You can write the random variable $\mathbf{Z}(t)$ as $$ \begin{align*} \mathbf{Z}(t) = e^{\mathbf{A}(t-t_0)}\mathbf{z}_{t_0} + \int_{t_0}^{t}e^{\mathbf{A}(t-s)}\Gamma(s)ds, \end{align*} $$ where $\Gamma(s)$ is the underlying white-noise process. The same is true of $\mathbf{Z}(t+\tau)$, and indeed we have $$ \begin{align*} \mathbf{Z}(t+\tau) &= e^{\mathbf{A}(t+\tau - t_0) }\mathbf{z}_0+\int_{t_0}^{t+\tau}e^{\mathbf{A}(t+\tau-s)}\Gamma(s)ds \\ &= e^{\mathbf{A}\tau }\mathbf{Z}(t) +\int_{t}^{t+\tau} e^{\mathbf{A}(t + \tau-s)}\Gamma(s)ds. \end{align*} $$ So we see that $\mathbf{Z}(t)$ is given by the linear transformation acting on functions \begin{align*} f(t) \mapsto e^{\mathbf{A}t}\mathbf{z}_0 + \int_{t_0}^{t}e^{\mathbf{A}(t-s)}f(s)ds \end{align*} and so since $\mathbf{Z}(t), \mathbf{Z}(t+\tau)$ are given by a linear transformation of a common Gaussian random variable, $\Gamma(s)$, it follows that they will themselves will have a multivariate Gaussian distribution. Now all that remains is to calculate the parameters of this distribution.

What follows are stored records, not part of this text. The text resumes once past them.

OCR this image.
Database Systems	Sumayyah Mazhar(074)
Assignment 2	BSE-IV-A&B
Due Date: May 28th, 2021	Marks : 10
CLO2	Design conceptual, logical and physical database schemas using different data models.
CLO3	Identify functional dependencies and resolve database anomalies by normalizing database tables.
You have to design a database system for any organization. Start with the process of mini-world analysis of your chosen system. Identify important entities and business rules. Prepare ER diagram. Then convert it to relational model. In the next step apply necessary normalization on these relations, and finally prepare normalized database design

The mean and variance are straightforward and we also have \begin{align*} \mathbb{E}\left[ \mathbf{Z}(t+\tau) \mathbf{Z}(t)^{T} \right] &= \mathbb{E}\left[ e^{\mathbf{A}\tau} \mathbf{Z}(t) \mathbf{Z}(t)^T \right] + \mathbb{E}\left[ \int_{t}^{\tau}e^{\mathbf{A}(t+\tau - s)} \Gamma(s) ds \cdot \mathbf{Z}(t)^T\right] \\ &= e^{\mathbf{A}\tau} \mathbb{E}\left[ \mathbf{Z}(t)\mathbf{Z}(t)^T \right] + \underbrace{ \mathbb{E} \left[\int_{t}^{t+\tau} e^{\mathbf{A}(t+\tau - s)}\Gamma(s)ds \right]}_{=0} \cdot \mathbb{E}\left[ \mathbf{Z}(t)^T \right] \\ &= e^{\mathbf{A}\tau}\mathbb{E}\left[ \mathbf{Z}(t)\mathbf{Z}(t)^T \right]. \end{align*} Now you can use these results to calculate the mutual entropy, or any other functional you desire.
To expand on the comments; defining the random variable $$ \mathbf{V} = \int_{t}^{t+\tau} e^{\mathbf{A}(t+\tau - s)}\Gamma(s) ds, $$ then $$ \begin{bmatrix} \mathbf{Z}(t) \\ \mathbf{Z}(t+\tau) \end{bmatrix} = \begin{bmatrix} \mathbf{I} & \mathbf{0} \\ \mathbf{e}^{\mathbf{A}\tau} & \mathbf{I} \end{bmatrix} \begin{bmatrix} \mathbf{Z}(t) \\ \mathbf{V} \end{bmatrix} $$ now it remains to convince yourself that $\mathbf{Z}(t)$ and $\mathbf{V}$ are themselves jointly Gaussian which I will leave you to do, but maybe it will help to declutter things slightly and consider just the univariate case, with initial condition $z_0 = 0$, and writing the finite approximation to $Z_n(t)$ as $$ Z_n(t) = \sum_{t_k < t} e^{a (t - t_k )} \Delta B_{t_k} $$ where $\Delta B_{t_k} = B(t_{k+1}) - B( t_k )$ is the Brownian motion increment process then I hope it seems at least plausible that $$ \begin{align*} Z_n(t+\tau) &= \sum_{t_k < t + \tau} e^{a (t + \tau -t_k) } \Delta B_{t_k} \\ &= e^{a \tau} \left( \sum_{t_i < t } e^{a (t - t_i )}\Delta B_{t_i} + \sum_{t < t_j < t + \tau} e^{a (t - t_j) }\Delta B_{t_j} \right) \\ &= e^{a \tau} \left( Z_{n}(t) + \sum_{t < t_j < t + \tau} e^{a (t - t_j) }\Delta B_{t_j} \right) \end{align*} $$ is suggestive of $Z(t+\tau)$ and $Z(t)$ being jointly Gaussian.